Known thus far, male hummingbirds do not take part in nesting. The nest itself is almost always in a cup-shaped form and it rests on a branch of a tree or shrub. According to various species, the nest ranges in size from smaller than half a walnut shell to several centimeters in diameter. Spider silk and lichen is often used to construct the nest and bind it together. The silk is unique, in that it can expand to accommodate babies. Commonly, two white eggs are laid, which incubate between 14 to 23 days. The mother feeds her nestlings on small arthropods and nectar as she inserts her bill into the babies’ mouth and regurgitates the nutrients into its crop. The nestlings stay there for 18-22 days, then leave to forage on their own. However, the mom may continue to feed the babies for another 25 days.

Hummingbirds may be esthetically pleasing, but they have an extraordinary purpose beyond that. These birdies ingest so much sugar that their blood sugar levels remain high enough to kill or seriously hurt a human. The majority of the sugar goes straight to their muscles to fuel the constant buzz of their wings and rapid heartbeat. Other sugars end up in their liver where supercharged enzymes process them into fat that enables the bird’s migration. Biologists say there is no biological downside to this massive sugar binge, along with rapid weight gain and loss. Human conditions such as kidney failure, blindness, and stroke appear to be absent.

Because of these findings, hummingbirds have aided in the study of human obesity and diabetes. Research has concluded that what makes the hummingbird’s metabolism so extraordinary could help in discovery of what goes wrong in human metabolic disease and even novel ways to fight it.
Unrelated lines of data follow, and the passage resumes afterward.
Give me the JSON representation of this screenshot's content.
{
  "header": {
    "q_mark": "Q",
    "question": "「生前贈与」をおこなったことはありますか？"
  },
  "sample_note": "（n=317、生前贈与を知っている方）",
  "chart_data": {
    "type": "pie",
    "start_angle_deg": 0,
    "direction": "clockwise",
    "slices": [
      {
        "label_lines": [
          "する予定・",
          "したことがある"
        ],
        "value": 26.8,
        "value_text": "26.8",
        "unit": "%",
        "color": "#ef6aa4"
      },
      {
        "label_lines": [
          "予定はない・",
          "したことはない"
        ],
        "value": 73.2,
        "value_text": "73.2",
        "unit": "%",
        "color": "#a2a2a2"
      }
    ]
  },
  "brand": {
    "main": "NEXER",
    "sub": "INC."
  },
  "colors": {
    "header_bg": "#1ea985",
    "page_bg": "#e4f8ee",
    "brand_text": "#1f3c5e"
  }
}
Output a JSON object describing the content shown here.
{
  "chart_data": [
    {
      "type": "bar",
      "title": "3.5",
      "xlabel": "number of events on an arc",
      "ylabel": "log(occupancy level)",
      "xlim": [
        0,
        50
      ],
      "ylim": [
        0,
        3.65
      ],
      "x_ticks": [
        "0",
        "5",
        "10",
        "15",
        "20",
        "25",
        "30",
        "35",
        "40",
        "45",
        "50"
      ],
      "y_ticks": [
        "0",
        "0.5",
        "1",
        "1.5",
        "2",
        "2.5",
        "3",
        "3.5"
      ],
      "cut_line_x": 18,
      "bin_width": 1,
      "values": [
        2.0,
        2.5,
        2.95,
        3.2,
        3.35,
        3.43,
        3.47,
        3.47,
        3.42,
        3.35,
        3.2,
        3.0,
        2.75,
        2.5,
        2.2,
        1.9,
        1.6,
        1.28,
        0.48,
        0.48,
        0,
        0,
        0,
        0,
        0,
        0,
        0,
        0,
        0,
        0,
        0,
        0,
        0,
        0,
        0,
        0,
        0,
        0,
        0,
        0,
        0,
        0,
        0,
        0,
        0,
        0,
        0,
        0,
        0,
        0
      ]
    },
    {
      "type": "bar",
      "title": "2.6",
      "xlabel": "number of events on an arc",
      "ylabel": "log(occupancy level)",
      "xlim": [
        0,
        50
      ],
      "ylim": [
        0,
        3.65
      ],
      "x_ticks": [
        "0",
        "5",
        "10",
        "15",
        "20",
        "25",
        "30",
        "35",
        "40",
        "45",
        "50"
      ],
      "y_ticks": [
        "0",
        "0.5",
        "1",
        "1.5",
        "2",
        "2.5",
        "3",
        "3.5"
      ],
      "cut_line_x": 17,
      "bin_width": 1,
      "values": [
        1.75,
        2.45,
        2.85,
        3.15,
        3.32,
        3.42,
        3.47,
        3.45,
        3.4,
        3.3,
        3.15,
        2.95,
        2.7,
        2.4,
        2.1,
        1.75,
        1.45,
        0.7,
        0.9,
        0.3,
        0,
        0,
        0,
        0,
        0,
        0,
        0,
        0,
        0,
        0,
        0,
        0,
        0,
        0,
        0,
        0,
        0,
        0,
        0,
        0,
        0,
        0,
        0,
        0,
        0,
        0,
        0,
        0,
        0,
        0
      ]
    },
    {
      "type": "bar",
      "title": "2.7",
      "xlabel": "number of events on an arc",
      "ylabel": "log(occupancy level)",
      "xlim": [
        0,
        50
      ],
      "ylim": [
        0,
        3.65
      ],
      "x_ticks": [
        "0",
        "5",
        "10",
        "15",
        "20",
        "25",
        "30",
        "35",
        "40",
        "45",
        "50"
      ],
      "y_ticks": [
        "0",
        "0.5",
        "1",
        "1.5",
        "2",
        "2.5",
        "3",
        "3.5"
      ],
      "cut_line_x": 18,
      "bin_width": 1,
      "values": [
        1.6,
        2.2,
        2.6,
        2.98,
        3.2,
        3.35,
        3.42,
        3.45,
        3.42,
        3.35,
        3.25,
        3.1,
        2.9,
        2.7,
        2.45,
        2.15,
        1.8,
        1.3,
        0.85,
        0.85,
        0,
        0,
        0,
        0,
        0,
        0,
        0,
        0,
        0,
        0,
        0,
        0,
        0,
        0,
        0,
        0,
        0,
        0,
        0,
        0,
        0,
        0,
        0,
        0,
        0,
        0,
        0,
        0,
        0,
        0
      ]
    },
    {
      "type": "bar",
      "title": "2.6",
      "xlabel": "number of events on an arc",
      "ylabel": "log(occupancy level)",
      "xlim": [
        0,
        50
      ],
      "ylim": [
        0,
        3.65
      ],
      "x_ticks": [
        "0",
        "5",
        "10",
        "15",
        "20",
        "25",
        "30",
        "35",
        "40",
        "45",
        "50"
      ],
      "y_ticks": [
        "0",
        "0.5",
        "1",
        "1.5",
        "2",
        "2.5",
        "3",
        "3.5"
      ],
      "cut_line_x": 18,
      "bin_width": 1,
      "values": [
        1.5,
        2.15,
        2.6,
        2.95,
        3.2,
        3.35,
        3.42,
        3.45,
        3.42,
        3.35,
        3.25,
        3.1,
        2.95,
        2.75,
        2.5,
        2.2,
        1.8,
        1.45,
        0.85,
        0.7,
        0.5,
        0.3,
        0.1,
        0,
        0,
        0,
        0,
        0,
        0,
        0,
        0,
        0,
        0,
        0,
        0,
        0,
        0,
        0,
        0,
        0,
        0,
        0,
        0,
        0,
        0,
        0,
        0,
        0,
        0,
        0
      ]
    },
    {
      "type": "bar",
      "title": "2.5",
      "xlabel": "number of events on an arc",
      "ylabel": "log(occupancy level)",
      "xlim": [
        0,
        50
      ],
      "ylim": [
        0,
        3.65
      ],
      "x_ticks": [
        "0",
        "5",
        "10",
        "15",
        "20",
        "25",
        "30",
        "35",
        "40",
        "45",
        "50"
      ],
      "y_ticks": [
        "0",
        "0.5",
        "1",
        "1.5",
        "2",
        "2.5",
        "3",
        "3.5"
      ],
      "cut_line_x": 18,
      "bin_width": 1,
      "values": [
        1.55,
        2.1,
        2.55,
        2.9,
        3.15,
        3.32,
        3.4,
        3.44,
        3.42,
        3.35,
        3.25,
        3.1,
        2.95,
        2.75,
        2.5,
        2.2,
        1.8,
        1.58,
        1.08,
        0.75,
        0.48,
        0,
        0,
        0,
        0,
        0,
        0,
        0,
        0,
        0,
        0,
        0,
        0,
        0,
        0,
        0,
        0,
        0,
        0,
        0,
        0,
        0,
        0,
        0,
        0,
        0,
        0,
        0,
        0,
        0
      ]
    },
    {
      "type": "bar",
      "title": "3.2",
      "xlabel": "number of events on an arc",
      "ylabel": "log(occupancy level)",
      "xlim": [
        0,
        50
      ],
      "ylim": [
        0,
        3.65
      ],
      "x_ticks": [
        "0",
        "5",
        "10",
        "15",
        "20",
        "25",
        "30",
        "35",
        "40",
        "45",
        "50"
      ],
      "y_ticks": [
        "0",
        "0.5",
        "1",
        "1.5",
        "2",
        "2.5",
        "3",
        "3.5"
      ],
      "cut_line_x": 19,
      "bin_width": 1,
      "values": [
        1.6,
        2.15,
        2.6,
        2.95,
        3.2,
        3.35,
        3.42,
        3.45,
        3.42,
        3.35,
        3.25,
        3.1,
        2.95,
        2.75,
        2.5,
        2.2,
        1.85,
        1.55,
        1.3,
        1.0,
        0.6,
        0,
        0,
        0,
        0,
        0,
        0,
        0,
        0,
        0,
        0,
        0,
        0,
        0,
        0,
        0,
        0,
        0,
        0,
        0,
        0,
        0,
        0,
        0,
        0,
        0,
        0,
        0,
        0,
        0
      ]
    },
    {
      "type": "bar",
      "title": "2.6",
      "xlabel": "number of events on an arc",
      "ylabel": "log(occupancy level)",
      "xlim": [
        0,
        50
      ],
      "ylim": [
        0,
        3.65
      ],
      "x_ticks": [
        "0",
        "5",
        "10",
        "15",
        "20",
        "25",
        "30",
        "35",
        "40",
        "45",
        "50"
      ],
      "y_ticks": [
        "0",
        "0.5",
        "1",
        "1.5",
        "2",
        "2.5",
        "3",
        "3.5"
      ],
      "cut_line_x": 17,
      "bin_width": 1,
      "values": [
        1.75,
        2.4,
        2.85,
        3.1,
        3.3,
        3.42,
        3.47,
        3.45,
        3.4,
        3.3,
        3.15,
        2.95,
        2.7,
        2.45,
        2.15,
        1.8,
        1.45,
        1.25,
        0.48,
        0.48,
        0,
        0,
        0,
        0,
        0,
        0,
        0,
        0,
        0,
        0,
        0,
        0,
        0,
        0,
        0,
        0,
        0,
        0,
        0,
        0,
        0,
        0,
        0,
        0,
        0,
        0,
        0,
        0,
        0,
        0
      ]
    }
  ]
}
Understanding that the likely mechanism behind this bird’s remarkable metabolism is related to liver and muscle focuses on proteins, called enzymes. These enzymes seem to be accelerated in the hummingbird and able to break down sugars and fats with an efficiency dwarfing that of most other vertebrates.

Creating synthetic versions of the enzymes from the genetic code, researchers can determine how the bird’s enzymes are structurally and biochemically different from other animals. Studies compare those birds who have just eaten and those who are fasting. Doing so could solve the question of which proteins are used for food and which are reserved to burn through fat stores. Therefore, it is believed that even though humans have different enzymes, an understanding of metabolism in these animals might help to understand metabolism in general and perhaps shed new light on human disease.

So, there you have it. The next time you see or feed a hummingbird, think of these facts. These tiny animals are so very valuable and we who live here in the mountains are fortunate to see them on a daily basis. Take care and I’ll come up with something interesting for next month. After all, up here where we live is precious, especially with the plethora of animals available to entertain and delight us.